Khan’s Tehreek-e-Insaaf party, the third largest in Pakistan, announced on Monday it was to renounce its seats in the national assembly and some regional governments, alleging Prime Minister Nawaz Sharif had rigged an election which brought him to power last year.
I will lead you and you will follow me ... I am inviting all families ... there will be women and children with us.
Khan later told Al Jazeera that he and his supporters were determined to march into the "red zone" in Islamabad on Tuesday, which houses the supreme court, parliament house and prime ministerial and presidential offices, to demand Sharif's resignation.
He said the march would take place at any cost and would cross all security barriers - even if it cost lives. He added that the Sharif government would be responsible for any bloodshed.
"I will lead you and you will follow me," he told thousands of supporters at a protest rally in the capital of Islamabad on Monday. "I am inviting all families ... there will be women and children with us."
Al Jazeera’s Kamal Hyder, reporting from the capital, said that Khan's actions presented a real threat to Sharif's government.
"The next 48 hours may see dramatic developments, including the resignation of the prime minister, after Khan called on the minorities including Hindus, Christians to join him on the final march towards parliament," he said.
In addition to Khan's supporters, influential religious leader and opposition politician Tahir ul-Qadri has brought his followers to Islamabad and has given Sharif, who he says is corrupt, until Tuesday to resign.
Call for civil disobedience
On Saturday, Khan and Qadri led thousands of supporters on a "long march" to the capital from the eastern city of Lahore, hoping to mobilise a mass movement to overthrow Sharif.
However, Khan's protest failed to attract the million-strong march he had promised and other opposition parties on Monday shunned his call for a campaign of civil disobedience, leaving him looking increasingly isolated.

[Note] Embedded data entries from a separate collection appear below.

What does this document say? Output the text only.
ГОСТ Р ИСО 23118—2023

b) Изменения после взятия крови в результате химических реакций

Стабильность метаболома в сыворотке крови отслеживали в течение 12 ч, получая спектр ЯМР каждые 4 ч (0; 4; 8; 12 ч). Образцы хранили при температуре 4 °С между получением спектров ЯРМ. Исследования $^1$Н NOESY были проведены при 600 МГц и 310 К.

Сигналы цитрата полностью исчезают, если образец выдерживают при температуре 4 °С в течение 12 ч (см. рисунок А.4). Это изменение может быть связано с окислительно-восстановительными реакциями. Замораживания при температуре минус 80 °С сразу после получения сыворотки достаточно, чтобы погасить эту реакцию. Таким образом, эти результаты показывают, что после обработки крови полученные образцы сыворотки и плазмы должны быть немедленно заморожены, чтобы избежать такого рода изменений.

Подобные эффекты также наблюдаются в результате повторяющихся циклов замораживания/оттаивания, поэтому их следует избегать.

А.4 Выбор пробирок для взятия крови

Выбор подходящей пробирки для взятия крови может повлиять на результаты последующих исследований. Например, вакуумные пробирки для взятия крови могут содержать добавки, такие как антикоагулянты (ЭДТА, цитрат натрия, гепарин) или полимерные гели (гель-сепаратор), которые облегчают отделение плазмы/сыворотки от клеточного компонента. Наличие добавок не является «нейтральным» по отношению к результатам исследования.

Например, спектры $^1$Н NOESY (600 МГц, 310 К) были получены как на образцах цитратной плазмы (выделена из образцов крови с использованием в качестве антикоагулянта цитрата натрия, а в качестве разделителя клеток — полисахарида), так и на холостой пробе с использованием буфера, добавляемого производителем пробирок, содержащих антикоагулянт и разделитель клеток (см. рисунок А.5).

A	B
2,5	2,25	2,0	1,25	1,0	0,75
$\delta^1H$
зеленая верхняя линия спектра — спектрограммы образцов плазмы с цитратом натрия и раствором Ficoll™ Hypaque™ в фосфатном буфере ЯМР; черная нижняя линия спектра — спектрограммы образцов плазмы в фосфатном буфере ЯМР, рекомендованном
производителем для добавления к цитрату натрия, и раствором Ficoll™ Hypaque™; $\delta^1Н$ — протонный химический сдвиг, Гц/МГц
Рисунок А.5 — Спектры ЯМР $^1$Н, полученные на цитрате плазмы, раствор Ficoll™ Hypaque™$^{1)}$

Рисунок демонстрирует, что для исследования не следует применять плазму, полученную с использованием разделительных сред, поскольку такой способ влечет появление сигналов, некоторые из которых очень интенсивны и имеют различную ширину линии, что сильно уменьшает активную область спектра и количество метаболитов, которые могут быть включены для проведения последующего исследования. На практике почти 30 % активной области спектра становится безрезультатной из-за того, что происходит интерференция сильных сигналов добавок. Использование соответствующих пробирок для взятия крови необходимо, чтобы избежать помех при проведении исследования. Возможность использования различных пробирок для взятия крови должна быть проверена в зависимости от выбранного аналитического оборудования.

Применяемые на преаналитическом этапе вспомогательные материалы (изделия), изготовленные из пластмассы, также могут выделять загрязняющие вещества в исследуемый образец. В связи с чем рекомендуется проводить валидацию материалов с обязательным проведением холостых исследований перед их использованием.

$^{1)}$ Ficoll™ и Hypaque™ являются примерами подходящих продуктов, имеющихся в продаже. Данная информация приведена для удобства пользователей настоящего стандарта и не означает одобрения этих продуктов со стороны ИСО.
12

The government has repeatedly said his supporters are free to demonstrate peacefully but warned them off entering the “red zone”.
The area has been sealed off with shipping containers and barbed wire, and is guarded by thousands of riot police and soldiers.
Any attempt by protesters to force their way in could lead to a violent confrontation. Police estimated that there were about 55,000 protesters at demonstrations on Sunday.